Men that cheat on their wives often use the line, “I hate my wife, so it’s OK that we’re having sex.” That’s how you got drawn in. Because he claims to hate his wife, it appears that you are “saving him.” You’re not saving him, he’s using you and he’s cheating on his wife.
If this man really hated his wife and really loved you, he would get a divorce. Divorce may be inconvenient, but in this country (I’m guessing you are in the U.S.) it’s legal. I’m sure he’s got all kinds of excuses for why he can’t get a divorce. I’m sure the main reason is because he doesn’t want to get a divorce.
You aren’t helping matters at all by continuing with this charade. Even though you might be a perfectly nice person in general, right now you are the definition of a homewrecker. It doesn’t matter how much this man claims to hate his wife. Maybe he hates her, maybe he doesn’t, but you still chose to help him cheat. Even if you fell in love with him, you still had the choice to stay out of their relationship.
You should have a serious talk with this fellow and let him know that if he wants to be with you, then he needs to start the divorce proceedings right now. But in the meantime, you should cool it completely with him, otherwise you are still just having an affair and that’s not fair to his wife or his children. Let them sort out their relationship first, then after he’s divorced, if he still wants to be with you, he can.
But you have to realize that if he cheated on his wife, he’s likely to cheat on you too. He apparently thinks it’s perfectly fine to cheat, because he’s doing it.
You are right that you can’t help who you fall in love with, but if you put yourself in a compromising position with a married man, you are much more likely to fall in love with him, than if you simply didn’t allow yourself to get into that situation in the first place. You didn’t fall in love with him from afar, you fell in love because you jumped right into the situation. Things don’t just happen, we let them happen.
I’m curious to know what reasons he gave you for not being able to get a divorce? And why on earth would you or he expect that you would “die” if you weren’t in this relationship. I hope you don’t mean that literally. I think now would be a very good time for you to step out of this relationship and get into some therapy to figure out why you’ve allowed yourself to get mixed up in something like this and get some good advice on how to avoid these kinds of situations in the future.
And just for a little perspective I’ll let you know what happened to a former friend of mine. She was in a very similar situation to yours. A couple that my friend knew were having marital problems, the husband came to my friend for consolation. He told her that his wife was really awful and they hadn’t been on the same page for quite awhile, even though they had a 2 year old son. My friend felt very flattered that this man came to her for consolation and immediately they became intimate. My friend repeatedly told me how awful the wife was and that if she didn’t hook up with this guy right now, that she was bound to lose him forever. So she started dating him (without the knoweledge of his wife) and she fell madly in love with him. But he was still living with his wife and child. My friend started to resent the fact that he had to spend time with his son. I tried to explain to her that his son had to be his first priority and she would never be his first priority. She started to push him to get a divorce. He didn’t want to get a divorce at that point, because his wife had no ideas that he was even having an affair. Because they all had mutual friends, it became evident that my friend and this man were having an affair, and his wife found out pretty quickly. It was ugly. By that time, the man told my friend that she needed to make a decision right away as to whether she was going to stay with him (and continue the affair) and wait indefinitely for him to get a divorce. She chose to continue the affair, but she became very resentful because he was dragging his feet with the divorce and continued to spend most of his free time with his son. The man ended up dumping her, then he got together with another woman (who was also a mutual friend), got his divorce, and then married the second woman.

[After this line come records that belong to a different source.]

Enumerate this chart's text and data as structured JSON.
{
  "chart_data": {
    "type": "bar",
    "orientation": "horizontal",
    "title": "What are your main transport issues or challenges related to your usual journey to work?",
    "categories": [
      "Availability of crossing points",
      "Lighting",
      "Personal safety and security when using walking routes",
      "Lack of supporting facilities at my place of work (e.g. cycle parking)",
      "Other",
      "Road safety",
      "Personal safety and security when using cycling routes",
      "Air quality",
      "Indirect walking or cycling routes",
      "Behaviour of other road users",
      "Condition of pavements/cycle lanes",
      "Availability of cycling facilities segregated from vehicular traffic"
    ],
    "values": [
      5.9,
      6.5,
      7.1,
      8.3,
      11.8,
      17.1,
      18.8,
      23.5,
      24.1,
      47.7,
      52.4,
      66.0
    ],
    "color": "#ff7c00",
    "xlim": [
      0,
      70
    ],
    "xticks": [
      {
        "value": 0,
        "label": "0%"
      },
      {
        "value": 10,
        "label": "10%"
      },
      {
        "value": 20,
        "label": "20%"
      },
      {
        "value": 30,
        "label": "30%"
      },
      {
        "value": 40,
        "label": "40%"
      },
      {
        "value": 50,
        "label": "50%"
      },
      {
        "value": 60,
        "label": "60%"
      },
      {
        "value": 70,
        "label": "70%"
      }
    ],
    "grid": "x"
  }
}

Part of the reason that this friend is a former friend is because of this particular situation. I thought it was really awful of her to get involved with a married man, no matter how much the man may have claimed to dislike his wife. Those are two separate issues. My former friend became very desperate, after having been dumped, and proceeded to date about 30 different men over a period of 3 or 4 years. She eventually married a man who I thought was a total douche-bag. Don’t let any of this crap happen to you.